Editor: Re: Police facing variety of issues as feds move to legalize marijuana, Nov.

Editor:

Re: Police facing variety of issues as feds move to legalize marijuana, Nov. 22

It’s good of Delta police Chief Neil Dubord to publicize the rising rate of fatal auto crashes and collisions involving potheads in Washington and Colorado where marijuana has been legal for years already. Time flies, especially when you’re high.

However, why does Dubord make the phony distinction between “drugs or alcohol” in his promise that impaired driving will continue to be a target for his officers “regardless of whether it is by drugs or alcohol?”

Alcohol is a drug, too.

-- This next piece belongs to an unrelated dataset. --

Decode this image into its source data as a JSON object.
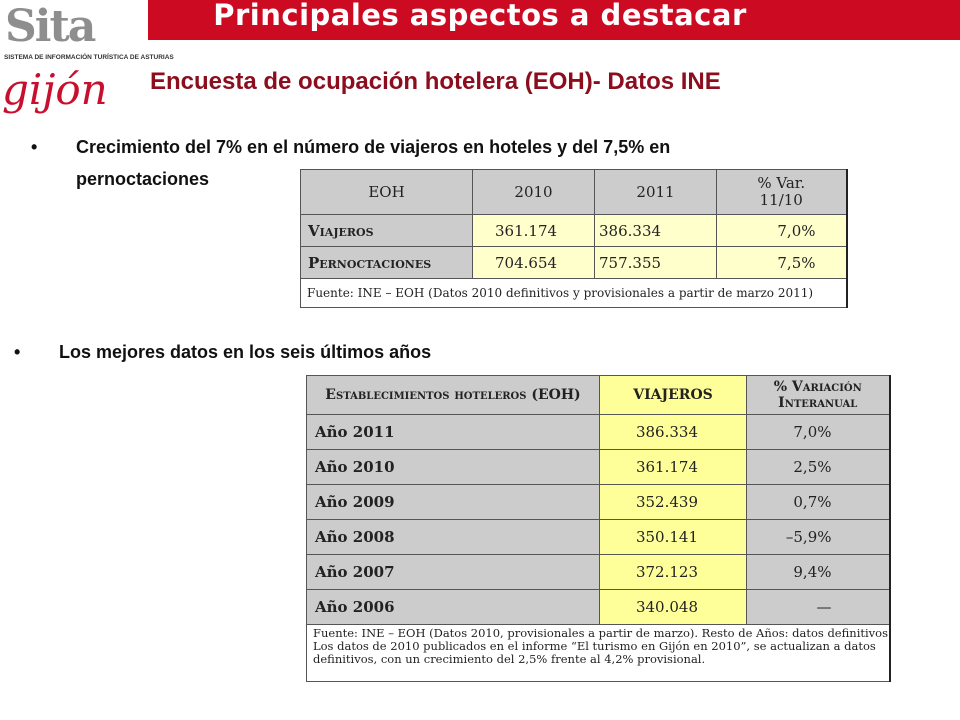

Alcohol became a drug sanctioned by law only because banning it caused our ancestors all of the problems that marijuana, heroin, the opioids and so on are causing today.

When booze was illegal, criminals sold it on the black market; sometimes what they sold was the slow poison we buy in licenced stores today. However, too often, they trafficked in more lethal forms of alcohol that killed you quickly or fried or blinded you for life.

As a way to reduce the mayhem, our great grandparents legalized the slower killing alcohols and maintained the regulation of industrial alcohols.

Dubord isn’t the only one who makes the phony distinction between drugs and alcohol. We all make it and I’m sure the booze lobby is pleased that we do.

After all, there’s aged wisdom in the old bartender’s question: “What’s your poison?”